The notion that this – magically, somehow; nobody has offered details of how – will lead to the election of a “democratic socialist government” is fanciful. It will, as surely as B follows A, bring about more fear, more austerity and – by inevitable extension – more misery for the poorest and the most vulnerable. As a socialist, I cannot ignore that in favour of a fiction. Politics is not a sport. 

BLINDNESS TO FORESEEABLE CONSEQUENCE

The idea of “Lexit” in and of itself is quite telling. It is an attempt to say “we want the same result as those far-right people, but not for the same reasons”. Implicit within that is a cynical acknowledgment: None could argue that UK’s exit from the EU will not be seen broadly as a victory for the right and far right. The same far right that is gaining ground all across the Western world; the same far right that just lost an election in Austria by 0.6%. This will inevitably buoy them. It will be used as a template for the ultra right around the world. Saying “I know this will happen, but it’s not what I want” is neither here nor there. 

I can find no rational support for the argument that the UK – especially the UK – will be the historical counter-example to this rule. I cannot find any rational way of seeing a situation where we leave the working class of this country at the mercy of Boris Johnson and Nigel Farage – having wilfully stripped away hard-earned layers of protection for human rights, for working conditions, for equality, for consumer protection – as anything other than a giant regressive step. 

This is where the UK is so different to Greece. Greece’s politics are, on average, to the left of the EU aggregate. This is why, as a Greek, I did support a controlled exit from the single currency. It was clear to me that Greece wanted to go in a socialist direction. Its departure would have a much smaller effect on the cohesion of the total. In effect, Greece had achieved “2, £ and 4”. 

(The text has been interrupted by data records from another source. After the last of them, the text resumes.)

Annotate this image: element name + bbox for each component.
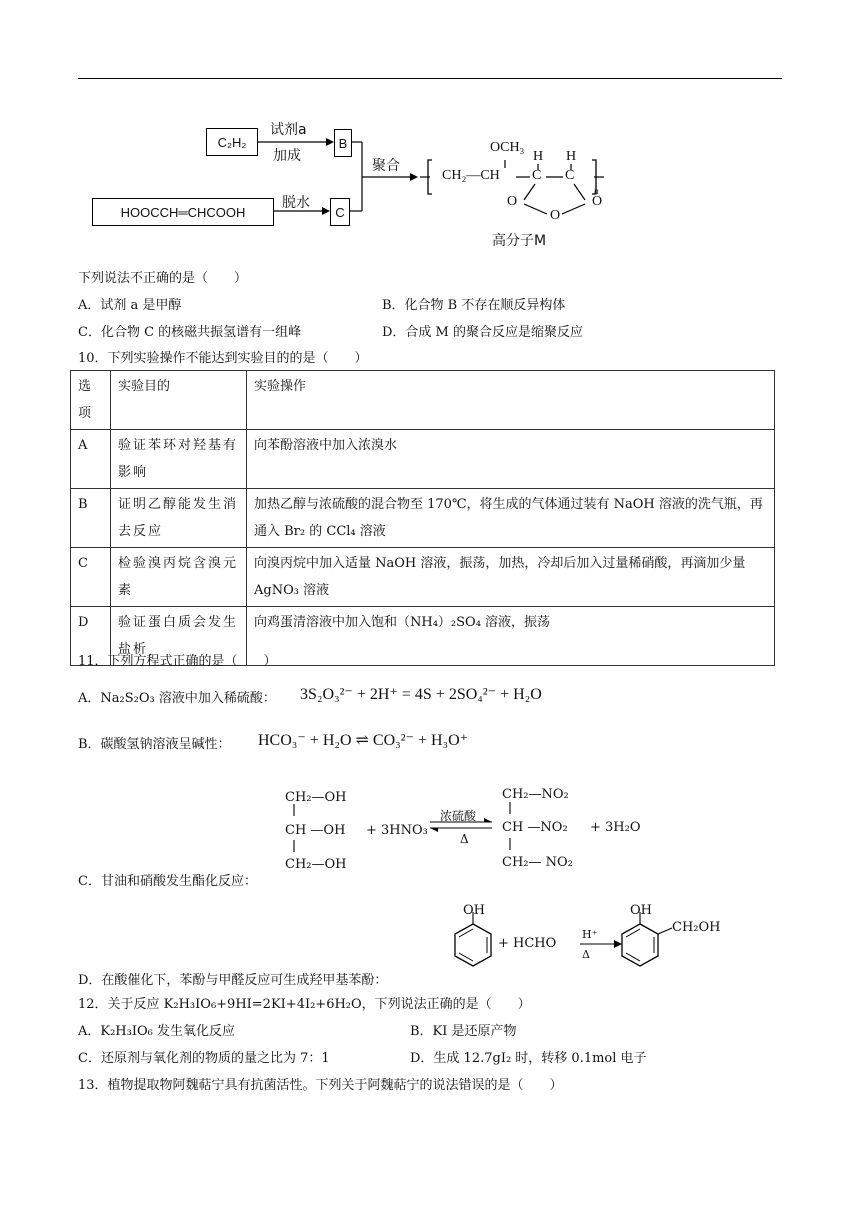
row-d-aim: 验证蛋白质会发生盐析 <box>111 607 247 666</box>
table-row <box>71 489 775 548</box>
nitro-line-3: CH₂— NO₂ <box>502 855 573 870</box>
compound-b-box <box>334 129 352 157</box>
header-aim: 实验目的 <box>111 371 247 430</box>
phenol-oh-right: OH <box>630 903 652 918</box>
addition-label: 加成 <box>273 148 301 164</box>
q12-option-c: C．还原剂与氧化剂的物质的量之比为 7：1 <box>78 1051 330 1066</box>
q11-option-d-label: D．在酸催化下，苯酚与甲醛反应可生成羟甲基苯酚： <box>78 973 388 988</box>
c2-label: C <box>565 168 575 183</box>
polymer-chain-label: CH₂—CH <box>442 168 500 183</box>
q12-option-a: A．K₂H₃IO₆ 发生氧化反应 <box>78 1024 235 1039</box>
och3-label: OCH₃ <box>490 140 525 155</box>
b-label: B <box>338 135 348 151</box>
row-c-option: C <box>71 548 111 607</box>
h2-label: H <box>566 149 577 164</box>
h1-label: H <box>533 149 544 164</box>
c-label: C <box>335 204 345 220</box>
q11-option-b-label: B．碳酸氢钠溶液呈碱性： <box>78 737 231 752</box>
row-a-operation: 向苯酚溶液中加入浓溴水 <box>247 430 775 489</box>
q9-option-d: D．合成 M 的聚合反应是缩聚反应 <box>382 325 583 340</box>
table-row <box>71 548 775 607</box>
polymerize-label: 聚合 <box>372 158 400 174</box>
carbonyl-o-left: O <box>507 194 518 209</box>
acid-label: HOOCCH═CHCOOH <box>120 204 246 220</box>
experiment-table <box>70 370 775 666</box>
q9-option-c: C．化合物 C 的核磁共振氢谱有一组峰 <box>78 325 302 340</box>
phenol-oh-left: OH <box>463 903 485 918</box>
row-d-option: D <box>71 607 111 666</box>
q11-option-b-equation: HCO₃⁻ + H₂O ⇌ CO₃²⁻ + H₃O⁺ <box>258 732 469 749</box>
row-b-operation: 加热乙醇与浓硫酸的混合物至 170℃，将生成的气体通过装有 NaOH 溶液的洗气瓶，再通入 Br₂ 的 CCl₄ 溶液 <box>247 489 775 548</box>
row-a-option: A <box>71 430 111 489</box>
q13-stem: 13．植物提取物阿魏萜宁具有抗菌活性。下列关于阿魏萜宁的说法错误的是（ ） <box>78 1078 563 1093</box>
row-b-aim: 证明乙醇能发生消去反应 <box>111 489 247 548</box>
q10-stem: 10．下列实验操作不能达到实验目的的是（ ） <box>78 351 368 366</box>
table-row <box>71 430 775 489</box>
hcho-reagent: + HCHO <box>498 936 557 951</box>
c2h2-label: C₂H₂ <box>217 134 247 150</box>
q12-option-d: D．生成 12.7gI₂ 时，转移 0.1mol 电子 <box>410 1051 647 1066</box>
hno3-reagent: + 3HNO₃ <box>366 823 428 838</box>
reagent-a-label: 试剂a <box>270 122 307 138</box>
glycerol-line-3: CH₂—OH <box>285 857 347 872</box>
header-option: 选项 <box>71 371 111 430</box>
q9-stem: 下列说法不正确的是（ ） <box>78 271 248 286</box>
header-operation: 实验操作 <box>247 371 775 430</box>
glycerol-line-2: CH —OH <box>285 823 346 838</box>
nitro-line-1: CH₂—NO₂ <box>502 787 569 802</box>
q11-option-c-label: C．甘油和硝酸发生酯化反应： <box>78 874 257 889</box>
reactant-acid-box <box>92 198 274 226</box>
n-subscript: n <box>594 186 599 196</box>
conc-h2so4-label: 浓硫酸 <box>440 809 477 823</box>
water-product: + 3H₂O <box>590 820 641 835</box>
reactant-c2h2-box <box>206 128 258 156</box>
compound-c-box <box>330 198 350 226</box>
row-a-aim: 验证苯环对羟基有影响 <box>111 430 247 489</box>
ring-o-label: O <box>550 208 561 223</box>
q11-stem: 11．下列方程式正确的是（ ） <box>78 654 277 669</box>
carbonyl-o-right: O <box>592 194 603 209</box>
q9-option-b: B．化合物 B 不存在顺反异构体 <box>382 298 566 313</box>
heat-label-2: Δ <box>582 948 590 961</box>
glycerol-line-1: CH₂—OH <box>285 790 347 805</box>
dehydrate-label: 脱水 <box>282 195 310 211</box>
q12-option-b: B．KI 是还原产物 <box>410 1024 517 1039</box>
q11-option-a-equation: 3S₂O₃²⁻ + 2H⁺ = 4S + 2SO₄²⁻ + H₂O <box>300 686 542 703</box>
polymer-m-label: 高分子M <box>492 233 547 249</box>
q11-option-a-label: A．Na₂S₂O₃ 溶液中加入稀硫酸： <box>78 691 276 706</box>
acid-catalyst-label: H⁺ <box>582 928 598 941</box>
row-d-operation: 向鸡蛋清溶液中加入饱和（NH₄）₂SO₄ 溶液，振荡 <box>247 607 775 666</box>
row-c-aim: 检验溴丙烷含溴元素 <box>111 548 247 607</box>
heat-label: Δ <box>460 832 469 846</box>
table-header-row <box>71 371 775 430</box>
nitro-line-2: CH —NO₂ <box>502 820 568 835</box>
row-c-operation: 向溴丙烷中加入适量 NaOH 溶液，振荡，加热，冷却后加入过量稀硝酸，再滴加少量 AgNO₃ 溶液 <box>247 548 775 607</box>
q9-option-a: A．试剂 a 是甲醇 <box>78 298 182 313</box>
ch2oh-label: CH₂OH <box>672 920 721 935</box>
c1-label: C <box>532 168 542 183</box>
row-b-option: B <box>71 489 111 548</box>
q12-stem: 12．关于反应 K₂H₃IO₆+9HI=2KI+4I₂+6H₂O，下列说法正确的是（ ） <box>78 997 531 1012</box>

The exact opposite is true of the UK. Its politics are, on average, to the right of the EU. The EU has historically worked as a brake on UK governments wanting to spin in a rightward direction. This cannot be ignored or supplanted by a fantasy. 

ROW WHILE YOU PRAY

We are at a point in time when the possibility of Trump in the US, Johnson in the UK, LePen in France, Putin in Russia and Islamist fundamentalists controlling large parts of the Middle East and Africa is a possibility. I hope it is unlikely, but it is undeniably possible. 

Referenda, much like online petitions, have a way of becoming political wish-fulfilment; a projection of our wider desire for instant gratification, a capitalist notion itself. Many across the political spectrum and both sides of this debate are guilty of it. Battling slowly towards a better world is hard work. We just want to tick a box and get it; the political equivalent of “click and collect”. There is an old Greek saying: Pray for the Gods to get you to shore, but row while you do it. 

With circumstances as they are, nationally and globally, actively opting for a choice which destabilises Europe and strengthens the far right is nothing short of destructive. Doing so in exchange for the vague promise of magical socialism, when in fact the campaign is being spearheaded by the right wing of the right wing, seems to me downright daft. 

Start from “2, £ and 4”. Make the case for progressive politics. Build coalitions across borders. Socialism is an internationalist movement for a reason. There is strength in unity and weakness in division. If we all do that in our communities and our countries, the character of the European Union will start to change again. 

The EU is a progressive project; it is our project. Let us not abandon it or withdraw from it, leaving it to the mercy of the interests which have captured it and hope it goes away. Let us not concede that we lost the war, withdraw to our castle and call it a victory. Let us react to the cracks in our house by fixing it; not by setting it on fire and locking ourselves in our bedroom. 

Row while you pray, friends. Row while you pray. 

* I know “neoliberal” is an umbrella term to which many object, but I find that the vast majority of people understand it accurately as a useful summary of a set of socially conservative and economically free-market attitudes, turbo-charged by Thatcher and Reagan.